In short, I think this article largely locates the position of ethics in the wrong place. As long as we don't have strong AI, ethics will be the province of humans. We decide what models to build, and what to do with the results of those models. Those are the ethical decisions that are relevant.
An example of this dilemma in practice: the recent International Baccalaureate grading scandal. The program canceled its exams due to covid, and replaced the exam results with the output of a proprietary predictive algorithm that numerous teachers and students considered unfair. They haven't released the algorithm, and if it is a deep learning based one, it might be difficult to understand it even with access. There's a strong tendency to hide behind the algorithm to escape responsibility. Well, it's not us saying it, it's the algorithm, so we are not to blame.
Now, moving on to the article's proposal to add ethics as a secondary goal when training neural networks. Immediately, my issue with this is that most neural networks aren't doing ethics. They're doing things like classifying data according to a statistical model, and then ethics only comes into it when humans decide what actions to take based on that classification. I think ethically speaking, most neural networks benefit the most from being as accurate as possible, as their job is generally to classify data or make predictions about future events. A lot of the time, the right thing to do is not to build your proposed ethics into the model, but to scrap or rework the model entirely. For instance, racial profiling in police data. Simply don't use such models to determine threats when you know before you even start that all the data you can feed it is inherently biased.
Consider a hypothetical object-recognition algorithm that misidentifies dark-skinned people as monkeys. Great, your neural network accidentally reproduced an offensive racial stereotype. But it seems to me the thing that went wrong here wasn't that you didn't program an understanding of moral offense into the machine, but that you fed it bad data in the first place.
The article mentions medical care algorithms, but isn't patient welfare already what such algorithms are optimized for? The goal is to accurately diagnose diseases or to recommend the most suitable treatment according to current medical knowledge. The utility function that already exists lines up with ethical considerations.
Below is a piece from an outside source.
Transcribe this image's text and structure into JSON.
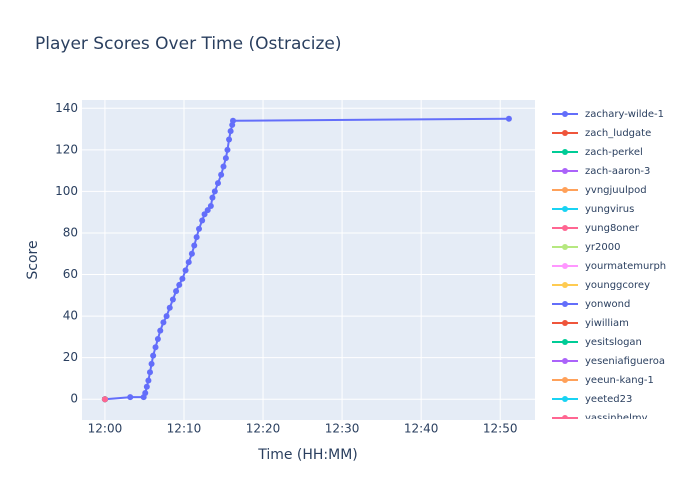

I can foresee instances were mixing ethics into the utility function simply leads to less accordance with reality. If we seek to accurately classify data, it's hard to see how ethics figures into it except as a way to introduce wishful thinking into the algorithm. Instead, the ethical dimension comes in when we, humans, make decisions about what to do with the output of the algorithm. And whether it's right to build it in the first place. The thing that makes the IB grading unfair is that it's inaccurate, downgrading large amounts of students for no apparent reason - its unethical quality perfectly correlates with its inaccuracy. And the ethical thing to do here was to not use an opaque algorithm to grade students in the first place.
In short, I think this article largely locates the position of ethics in the wrong place. As long as we don't have strong AI, ethics will be the province of humans. We decide what models to build, and what to do with the results of those models. Those are the ethical decisions that are relevant.